Increasingly, virtualization software is proving to be an invaluable tool in the datacenter to help manage the mechanical sprawl of hardware and cut costs.
But what is managing the influx of virtualization software in datacenters?
IBM believes it has the answer in Systems Director, a suite of software that manages physical and virtual servers and storage in one shot, opening the door to the “next frontier” in virtualization, said Peter McCaffrey, director of IBM’s virtualization strategy.
Systems Director consists of IBM’s Director server management software and TotalStorage Productivity Center, IBM Enterprise Workload Manager, IBM Usage and Accounting Manager, IBM z/OS Management Console and IBM Tivoli Monitor Systems Edition for System p.
“[Systems Director] allows our client to virtualize more of their infrastructure while at the same time spending less on the management of that infrastructure,” McCaffrey said.
While customers may be trimming their hardware deployments with virtualization software, they still have to account for the virtual servers present on physical servers.
So, while clients no longer have 100 physical computers to manage, they still have 100 virtual computers to manage.
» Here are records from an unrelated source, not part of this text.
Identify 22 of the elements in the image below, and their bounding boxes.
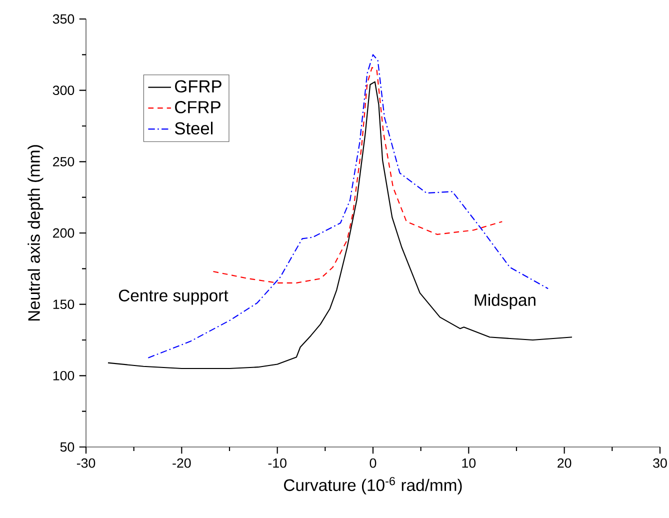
annotation: Centre support — [118, 290, 228, 305]
x-tick-label: 20 — [558, 458, 572, 468]
annotation: Midspan — [474, 294, 536, 310]
legend-label: GFRP — [175, 80, 222, 93]
y-tick-label: 350 — [52, 14, 74, 24]
y-tick-label: 100 — [53, 370, 74, 380]
x-tick-label: -20 — [172, 458, 191, 468]
y-tick-label: 250 — [53, 156, 74, 166]
line-series — [107, 81, 573, 370]
y-tick-label: 50 — [60, 442, 74, 452]
y-tick-label: 300 — [52, 86, 74, 96]
x-tick-label: 10 — [462, 458, 476, 468]
y-axis-title: Neutral axis depth (mm) — [28, 145, 44, 321]
x-tick-label: -10 — [268, 458, 286, 468]
x-tick-label: -30 — [76, 458, 96, 468]
legend-label: Steel — [174, 122, 213, 135]
x-axis-title: Curvature (10$^{-6}$ rad/mm) — [284, 476, 462, 494]
x-tick-label: 30 — [653, 458, 667, 468]
x-tick-label: 0 — [370, 458, 376, 468]
y-tick-label: 150 — [53, 300, 74, 310]
legend-label: CFRP — [175, 101, 220, 114]
y-tick-label: 200 — [53, 228, 74, 238]
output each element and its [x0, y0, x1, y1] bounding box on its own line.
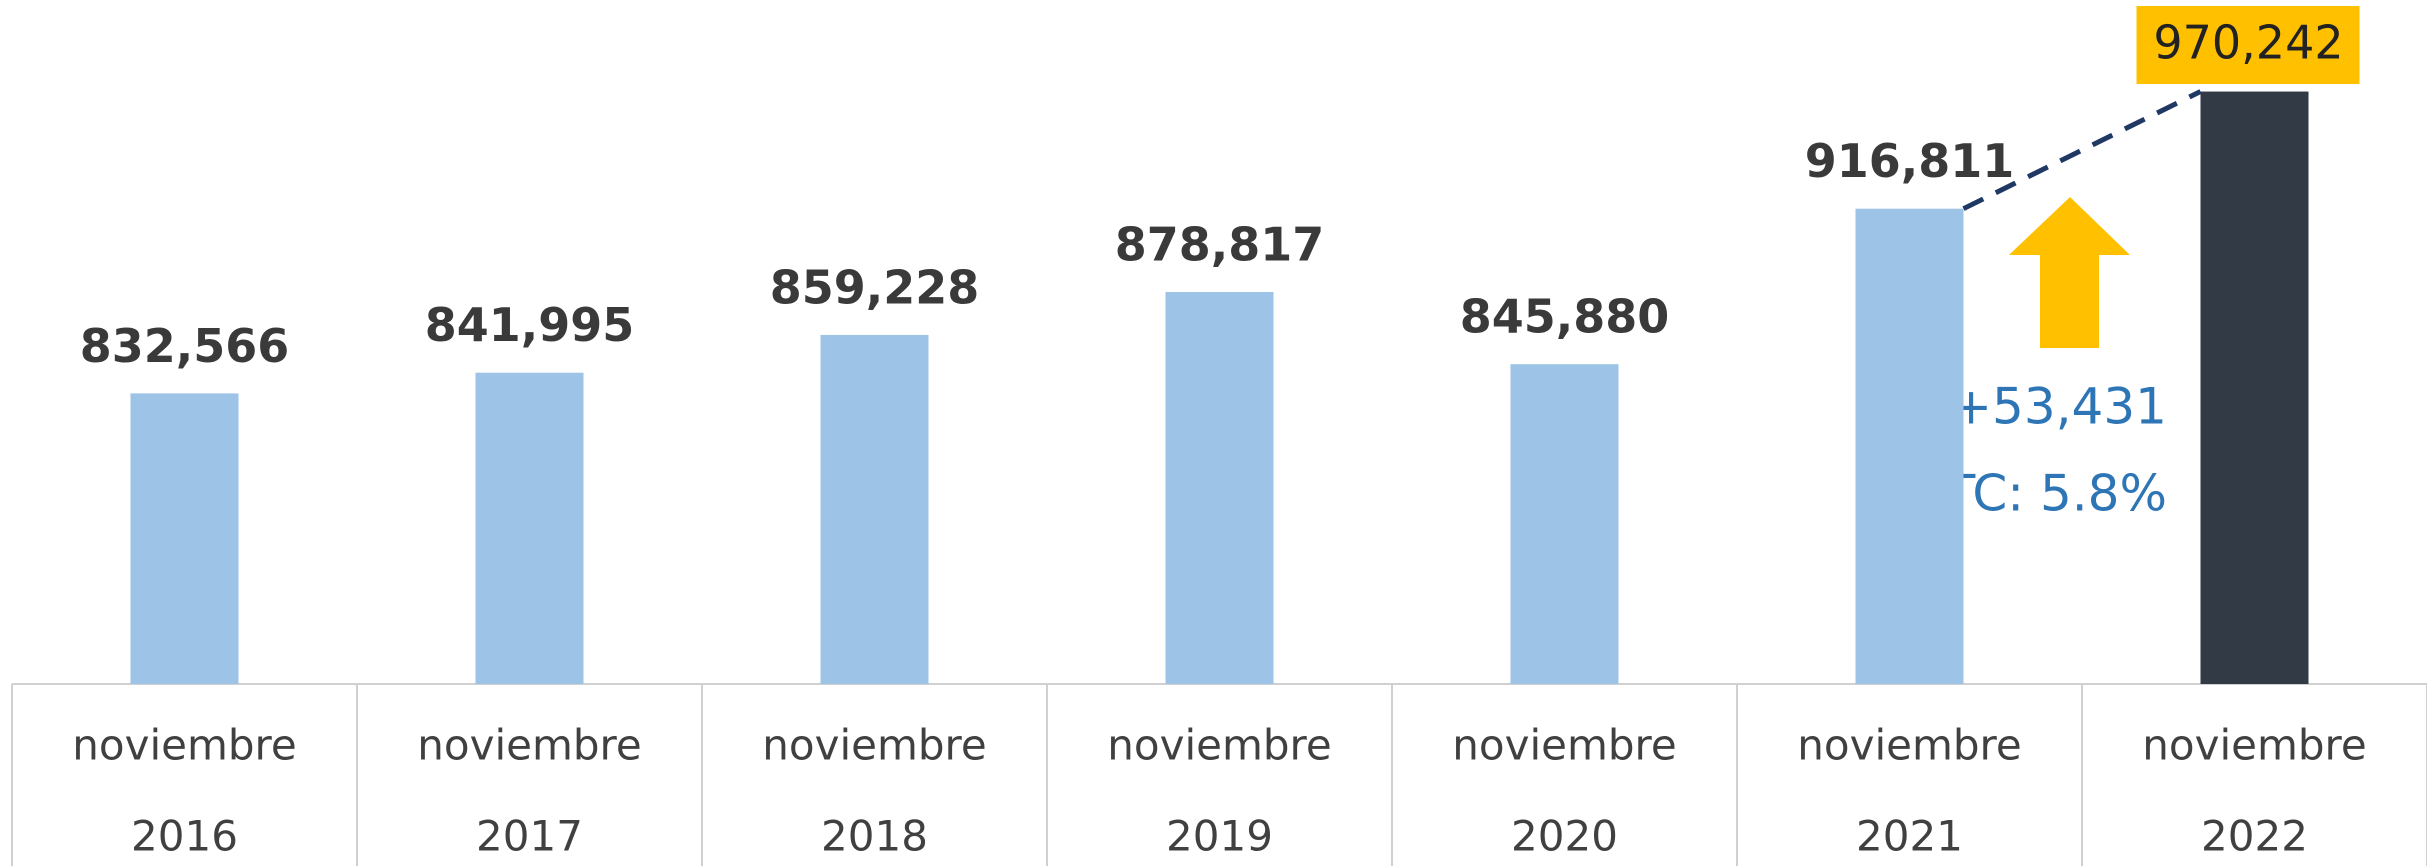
x-tick-label: 2019	[1166, 812, 1273, 861]
bar	[130, 393, 239, 684]
bar	[1165, 291, 1274, 684]
x-tick-label: 2020	[1511, 812, 1618, 861]
value-label: 845,880	[1460, 290, 1670, 344]
value-label: 878,817	[1115, 217, 1325, 271]
x-tick-label: 2021	[1856, 812, 1963, 861]
x-tick-label: 2016	[131, 812, 238, 861]
x-tick-label: noviembre	[2142, 721, 2366, 770]
value-label: 916,811	[1805, 134, 2015, 188]
bar	[1510, 364, 1619, 684]
value-label-box	[2136, 6, 2360, 84]
x-tick-label: noviembre	[1797, 721, 2021, 770]
x-tick-label: 2017	[476, 812, 583, 861]
value-label: 832,566	[80, 319, 290, 373]
x-tick-label: noviembre	[762, 721, 986, 770]
growth-annotation: TC: 5.8%	[1944, 465, 2167, 523]
value-label: 970,242	[2153, 16, 2343, 70]
bar	[2200, 91, 2309, 684]
x-tick-label: noviembre	[72, 721, 296, 770]
x-tick-label: noviembre	[1452, 721, 1676, 770]
x-tick-label: noviembre	[1107, 721, 1331, 770]
trend-line	[1962, 89, 2202, 211]
increase-arrow	[2009, 197, 2130, 348]
x-tick-label: noviembre	[417, 721, 641, 770]
bar	[1855, 208, 1964, 684]
x-tick-label: 2018	[821, 812, 928, 861]
value-label: 841,995	[425, 298, 635, 352]
bar	[820, 334, 929, 684]
bar	[475, 372, 584, 684]
value-label: 859,228	[770, 260, 980, 314]
x-tick-label: 2022	[2201, 812, 2308, 861]
increase-annotation: +53,431	[1950, 378, 2167, 436]
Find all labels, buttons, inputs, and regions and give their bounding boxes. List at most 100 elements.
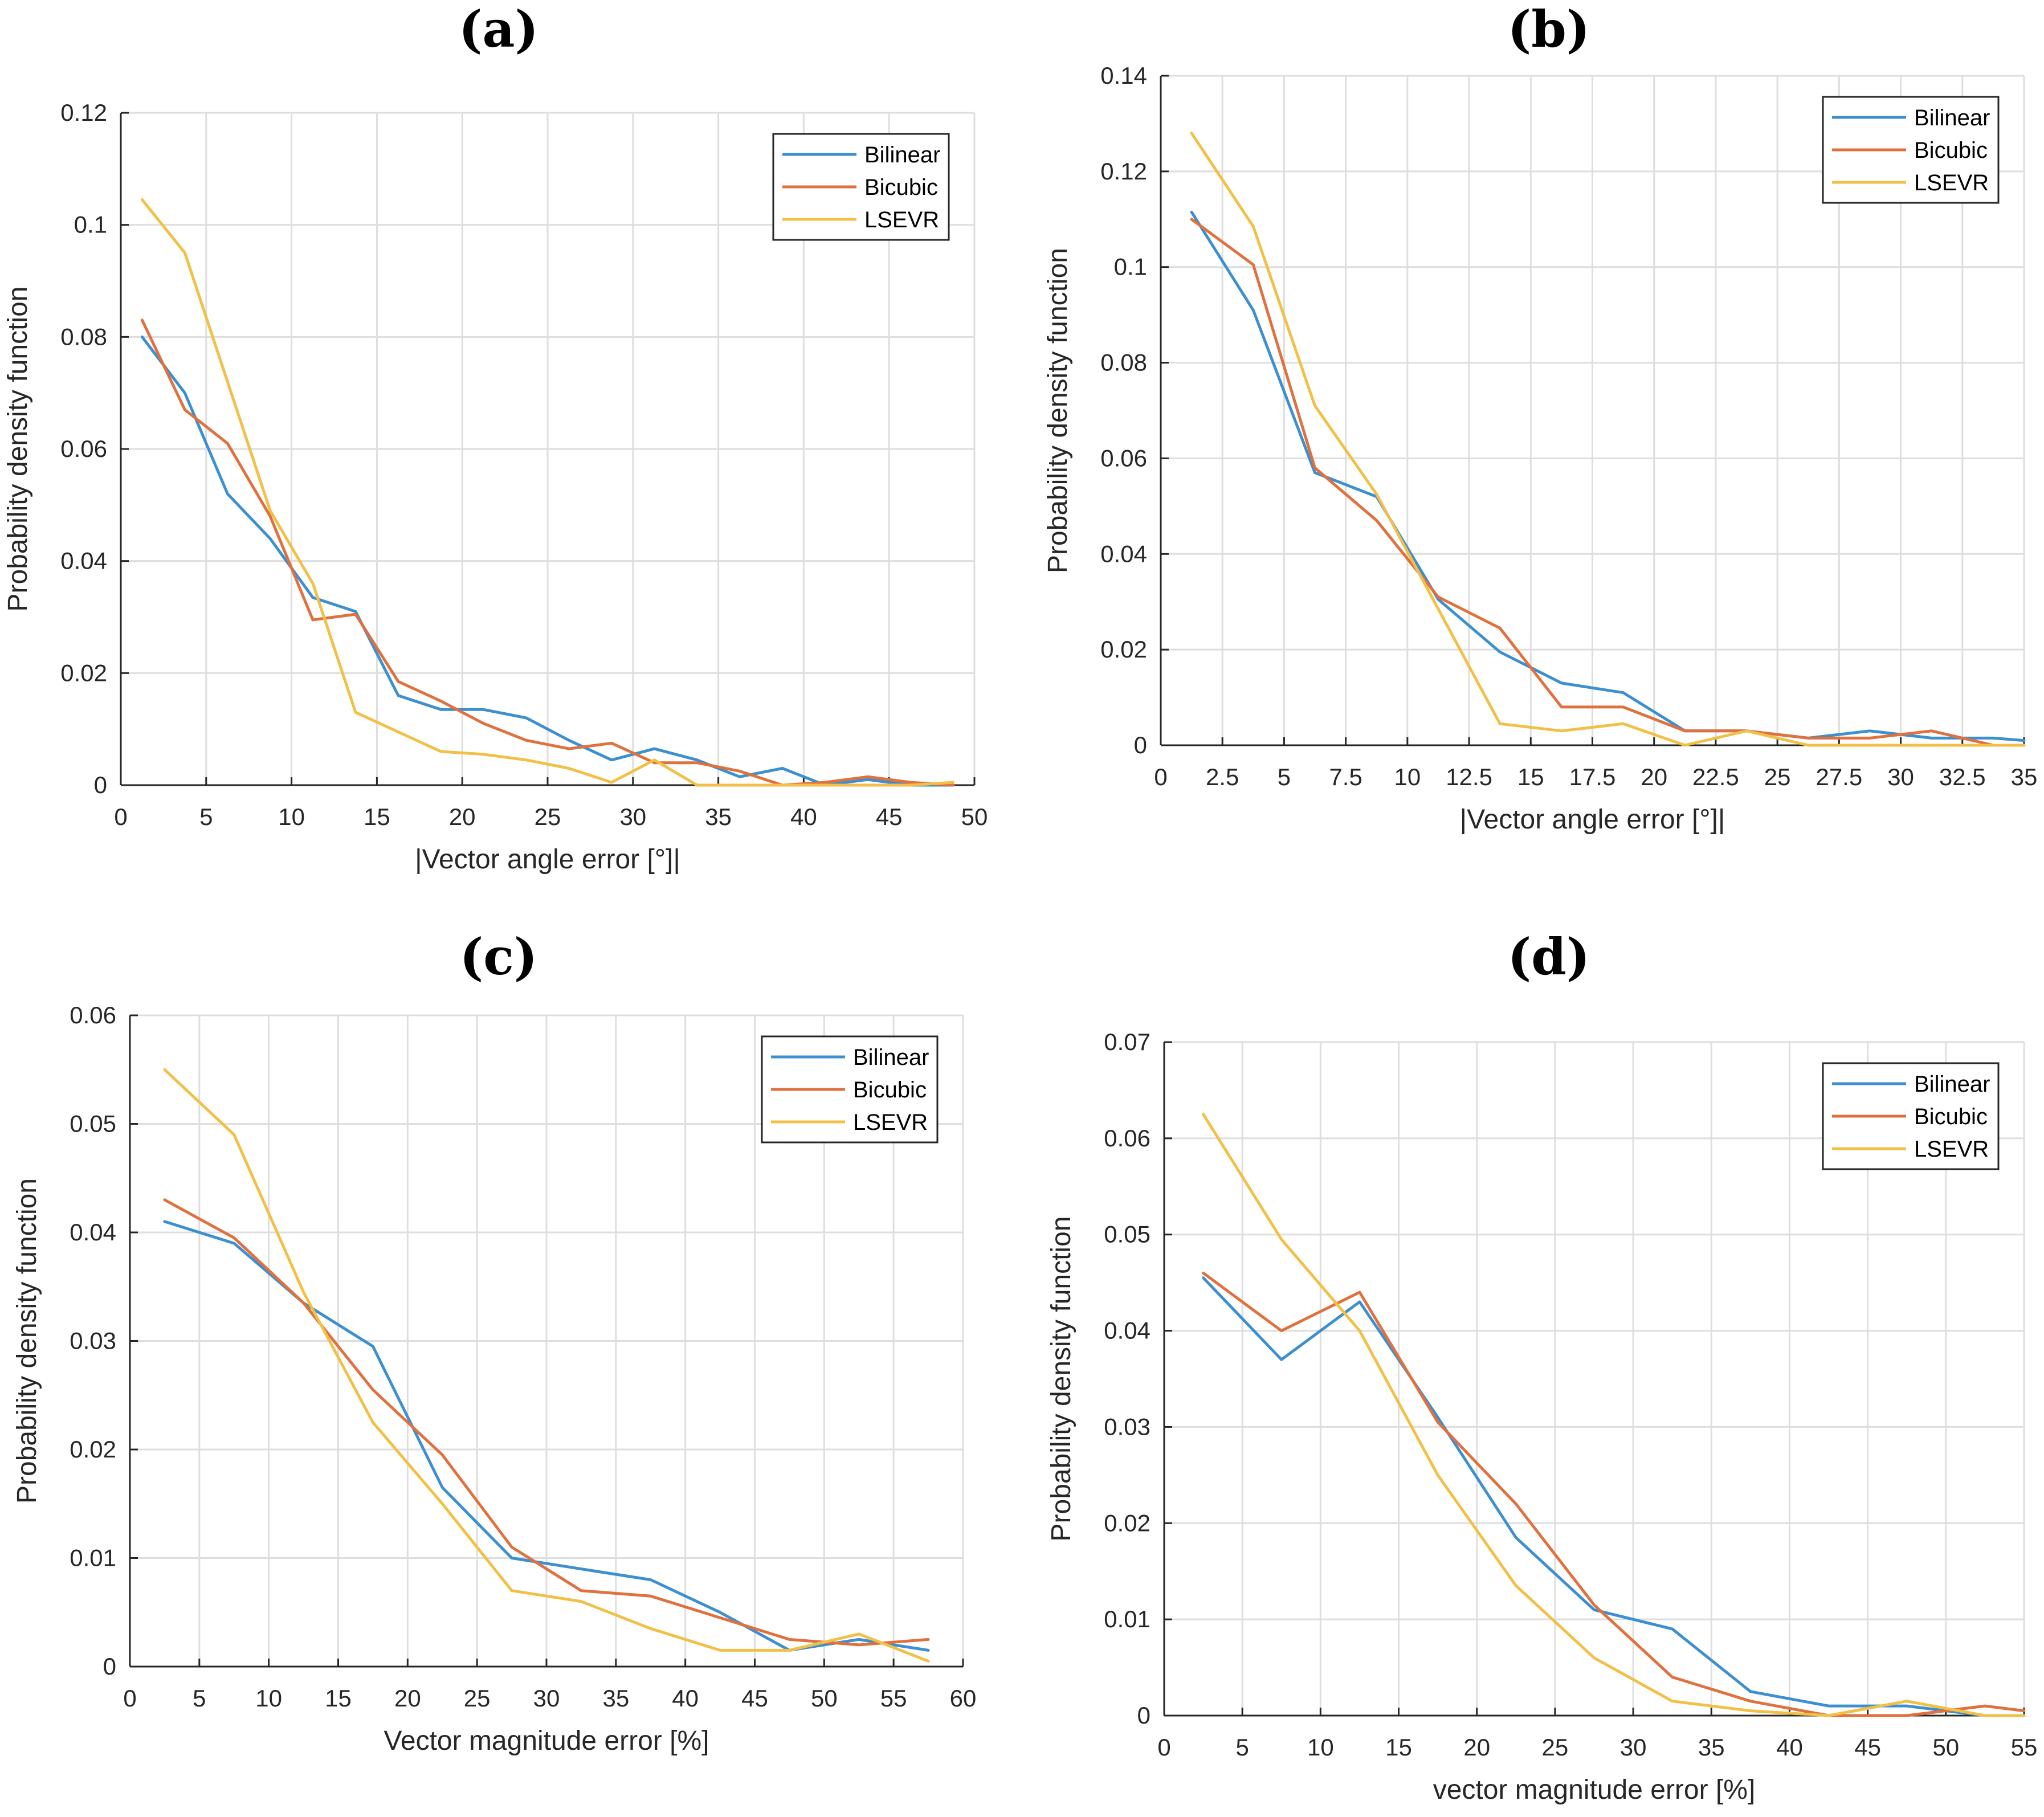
series-line-bicubic [1190,218,1995,747]
x-tick-label: 35 [1698,1734,1725,1761]
x-tick-label: 15 [325,1685,352,1712]
panel-label: (b) [1508,0,1590,59]
x-tick-label: 20 [1641,763,1667,790]
y-tick-label: 0.06 [70,1002,116,1028]
legend-label-lsevr: LSEVR [1914,170,1989,195]
y-tick-label: 0.04 [1104,1317,1150,1344]
legend: Bilinear Bicubic LSEVR [761,1035,939,1144]
legend-label-bicubic: Bicubic [853,1077,927,1103]
y-tick-label: 0.12 [1100,158,1147,185]
x-axis-label: |Vector angle error [°]| [1460,805,1725,835]
x-tick-label: 27.5 [1815,763,1862,790]
x-tick-label: 35 [602,1685,629,1712]
x-tick-label: 0 [1154,763,1167,790]
series-line-bicubic [1202,1271,2026,1717]
y-tick-label: 0.03 [70,1328,116,1354]
y-axis-label: Probability density function [1043,248,1073,573]
x-tick-label: 30 [619,803,646,830]
x-tick-label: 30 [1620,1734,1647,1761]
series-line-lsevr [163,1068,930,1663]
y-tick-label: 0.02 [60,659,107,686]
x-tick-label: 5 [1278,763,1291,790]
x-tick-label: 20 [394,1685,421,1712]
legend-label-lsevr: LSEVR [864,207,939,232]
series-line-lsevr [1190,132,2026,747]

Enter Virtualization Manager.
An extension of IBM Director and the first new application under the Systems Director family, Virtualization Manager maps and manages virtual and physical computing tools from IBM and non-IBM systems from one dashboard-like console, said McCaffrey.
Using a Web-based user interface, Virtualization Manager allows businesses to shuttle and expand computing workloads in areas of the datacenter that need it, add or subtract those resources and pinpoint problems in the infrastructure to avoid downtime.
Available today as a free download for customers of IBM System x, BladeCenter and System p servers, the software will support such virtualization flavors as VMware, Xen, Microsoft Virtual Server and IBM’s own System p.
The Systems Director suite also integrates with IBM’s Tivoli management family, which includes a change and configuration management database to trigger process automation and integration across networks.
Some IBM customers already have Virtualization Manager in production.
Forschungszentrum Karlsruhe, one of the largest nature and scientific research organizations in Europe, is currently using the new Virtualization Manager to manage a grid consisting of about 2,000 computers that includes IBM BladeCenter Systems and virtualization software from Xen and VMware.
IBM competes with HP and Sun Microsystems
on the systems virtualization front, where managing virtual servers will continue to be a priority on CIOs’ wish lists for years to come.
In related virtualization news for the company, IBM this week unveiled Virtual Infrastructure Access, a service that creates a level of independence between the device, the operating system and the applications.
The service lets employees securely access applications anytime from anywhere, a key factor at a time when corporate employees are located in branch offices all over the U.S. or even the world.
The service also helps IT departments by letting administrators quickly upload software updates and provision resources to meet performance needs of each virtual client.
Such management can reduce downtime and costs by placing processing power requirements onto the server, typically the workhorse for the datacenter. These efficiencies can reduce PC support costs by as much as 40 percent.